Neil Glazebrook: I think you hit on it in your introduction about economics. But let's just back up a bit. And I'm certainly not going to take credit for this notion of the latency spectrum. I think our friends at Wowza and Mux have done a really good job of describing the overall latency choices that we, as technology companies, deliver these experiences to end customers. And I look at this latency spectrum--at one extreme, we have the standard chunk-delivery formats that we've known and loved, probably for a decade now, HLS and DASH, and we've come to expect what we would call hand-waving latency. That's the elapsed time between somebody standing behind the camera or waving a hand and somebody at the other end, that consumption device, the video playback device, being able to see that same action.
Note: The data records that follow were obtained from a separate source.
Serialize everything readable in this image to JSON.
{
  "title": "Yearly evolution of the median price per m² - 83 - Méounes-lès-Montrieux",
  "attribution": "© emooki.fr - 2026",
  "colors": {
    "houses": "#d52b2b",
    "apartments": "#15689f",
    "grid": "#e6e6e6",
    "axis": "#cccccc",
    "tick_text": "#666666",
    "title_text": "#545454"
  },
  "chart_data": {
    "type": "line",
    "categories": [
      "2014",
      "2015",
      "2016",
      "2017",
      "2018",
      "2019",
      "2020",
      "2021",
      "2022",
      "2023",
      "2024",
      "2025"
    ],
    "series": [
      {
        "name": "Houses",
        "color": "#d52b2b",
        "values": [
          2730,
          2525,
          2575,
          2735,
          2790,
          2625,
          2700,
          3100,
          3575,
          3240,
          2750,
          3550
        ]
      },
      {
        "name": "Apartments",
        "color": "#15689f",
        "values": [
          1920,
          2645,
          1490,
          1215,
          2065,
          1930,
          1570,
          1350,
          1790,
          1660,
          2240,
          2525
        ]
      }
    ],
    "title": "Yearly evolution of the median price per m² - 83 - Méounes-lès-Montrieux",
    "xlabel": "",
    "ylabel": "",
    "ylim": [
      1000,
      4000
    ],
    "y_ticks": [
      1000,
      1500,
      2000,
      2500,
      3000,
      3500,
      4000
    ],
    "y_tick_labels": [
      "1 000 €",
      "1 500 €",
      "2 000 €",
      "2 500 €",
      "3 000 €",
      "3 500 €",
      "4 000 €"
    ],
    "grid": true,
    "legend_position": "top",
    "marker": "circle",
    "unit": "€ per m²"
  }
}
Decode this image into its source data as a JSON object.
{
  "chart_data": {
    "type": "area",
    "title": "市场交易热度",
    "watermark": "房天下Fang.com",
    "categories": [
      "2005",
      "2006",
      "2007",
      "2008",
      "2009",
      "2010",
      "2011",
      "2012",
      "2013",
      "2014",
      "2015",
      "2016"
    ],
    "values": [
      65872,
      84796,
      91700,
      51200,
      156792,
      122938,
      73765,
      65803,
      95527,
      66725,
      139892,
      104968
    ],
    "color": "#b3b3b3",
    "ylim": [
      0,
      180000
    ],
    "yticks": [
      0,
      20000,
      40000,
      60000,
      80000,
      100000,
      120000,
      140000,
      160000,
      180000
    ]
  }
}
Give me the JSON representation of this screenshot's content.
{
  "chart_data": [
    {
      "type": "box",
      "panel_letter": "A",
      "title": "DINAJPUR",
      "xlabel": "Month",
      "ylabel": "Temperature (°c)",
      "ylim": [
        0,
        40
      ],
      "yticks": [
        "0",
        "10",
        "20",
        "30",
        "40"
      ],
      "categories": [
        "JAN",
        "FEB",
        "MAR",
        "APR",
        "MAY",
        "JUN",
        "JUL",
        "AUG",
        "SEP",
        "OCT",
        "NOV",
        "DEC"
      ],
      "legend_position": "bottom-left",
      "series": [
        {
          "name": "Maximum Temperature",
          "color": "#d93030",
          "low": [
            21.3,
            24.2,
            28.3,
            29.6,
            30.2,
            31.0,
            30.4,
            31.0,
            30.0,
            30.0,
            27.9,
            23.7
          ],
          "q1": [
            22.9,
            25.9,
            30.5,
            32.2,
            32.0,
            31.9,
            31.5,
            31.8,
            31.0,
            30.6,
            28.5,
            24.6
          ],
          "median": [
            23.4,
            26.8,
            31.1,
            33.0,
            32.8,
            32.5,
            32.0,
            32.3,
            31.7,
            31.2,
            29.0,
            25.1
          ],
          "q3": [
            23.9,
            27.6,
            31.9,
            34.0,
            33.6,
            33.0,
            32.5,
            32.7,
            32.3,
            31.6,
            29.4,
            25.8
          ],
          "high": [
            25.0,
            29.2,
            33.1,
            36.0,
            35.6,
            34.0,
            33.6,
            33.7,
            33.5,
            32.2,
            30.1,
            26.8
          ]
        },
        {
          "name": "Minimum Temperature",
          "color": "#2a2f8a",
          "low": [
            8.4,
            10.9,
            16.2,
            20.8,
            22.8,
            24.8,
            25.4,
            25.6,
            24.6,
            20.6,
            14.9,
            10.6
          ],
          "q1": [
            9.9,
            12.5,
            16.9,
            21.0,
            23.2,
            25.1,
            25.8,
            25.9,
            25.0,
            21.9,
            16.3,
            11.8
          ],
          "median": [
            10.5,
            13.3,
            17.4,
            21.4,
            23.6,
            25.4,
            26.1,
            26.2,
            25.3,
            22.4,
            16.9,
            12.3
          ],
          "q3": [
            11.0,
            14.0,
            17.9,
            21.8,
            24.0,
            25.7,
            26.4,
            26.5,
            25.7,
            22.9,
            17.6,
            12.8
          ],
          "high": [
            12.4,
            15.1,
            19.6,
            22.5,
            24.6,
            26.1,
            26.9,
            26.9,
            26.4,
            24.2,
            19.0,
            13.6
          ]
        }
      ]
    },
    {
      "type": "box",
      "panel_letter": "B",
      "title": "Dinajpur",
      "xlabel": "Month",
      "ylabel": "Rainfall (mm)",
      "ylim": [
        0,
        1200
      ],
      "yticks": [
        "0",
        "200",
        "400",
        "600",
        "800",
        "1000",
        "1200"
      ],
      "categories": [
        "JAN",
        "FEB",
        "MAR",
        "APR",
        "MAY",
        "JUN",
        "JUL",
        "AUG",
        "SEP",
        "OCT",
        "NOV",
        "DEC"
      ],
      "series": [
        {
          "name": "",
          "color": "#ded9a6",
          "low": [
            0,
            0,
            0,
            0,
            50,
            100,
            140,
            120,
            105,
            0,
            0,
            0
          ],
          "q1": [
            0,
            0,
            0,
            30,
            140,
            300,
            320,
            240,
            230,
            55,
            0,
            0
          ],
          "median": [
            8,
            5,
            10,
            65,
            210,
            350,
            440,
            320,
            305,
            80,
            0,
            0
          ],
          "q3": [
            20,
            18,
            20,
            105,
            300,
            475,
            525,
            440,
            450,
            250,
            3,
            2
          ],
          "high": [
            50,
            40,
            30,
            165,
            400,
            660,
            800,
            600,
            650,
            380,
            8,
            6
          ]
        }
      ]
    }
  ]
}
So we've come to accept latencies of around 45 seconds to a minute on those traditional streaming formats. And it works great. We've spoken about streaming events to tens of thousands, millions of audiences. I know that at the other extreme over recent years, we've seen near-realtime streaming latencies of less than a second, with technologies like WebRTC. And then we've seen kind of in the middle of reference point of broadcast, which would be digital DVB or cable. That hand-waving latency is anywhere between 5 and 8 seconds. So I think what we're seeing, in the latter half of 2020, and what we will see through 2021 is adaptations and enhancements of our streaming technologies to align with broadcast so that we can synchronize the experience of second-screen, for example, for live events. We allow interactivity with social media and so forth. So it would be great to give everybody a one-second or less-than-one-second latency experience.

That said, there are probably consequences to that. But one of the big ones, of course, is the economics. So I think we're looking at trying to optimize around that midpoint. Todd, did you want to add anything there?

Todd Erdley: Yeah, I have to agree. Let's blame it on broadcast. Let's blame it on social. And I think that Neil captured it perfectly because broadcast has becomes that gold standard, that five seconds. And then, things like this: I'm watching TV and then I'm going to be sending text messages to people about what I'm watching, and then they're going to consume it on a second-screen device and Neil's watching it as broadcast. And all of a sudden we're out of sync, and those are just experiences that have got to go away. And so we need to really look at live streaming no longer as a second-class citizen, but as a first-class citizen. And I think that the industry, be it in HTTP, be it in SRT, be it in WebRTC, be it an even in slice-based encoding, I think that we're really progressing things really well to drive that performance, to be a first-class experience.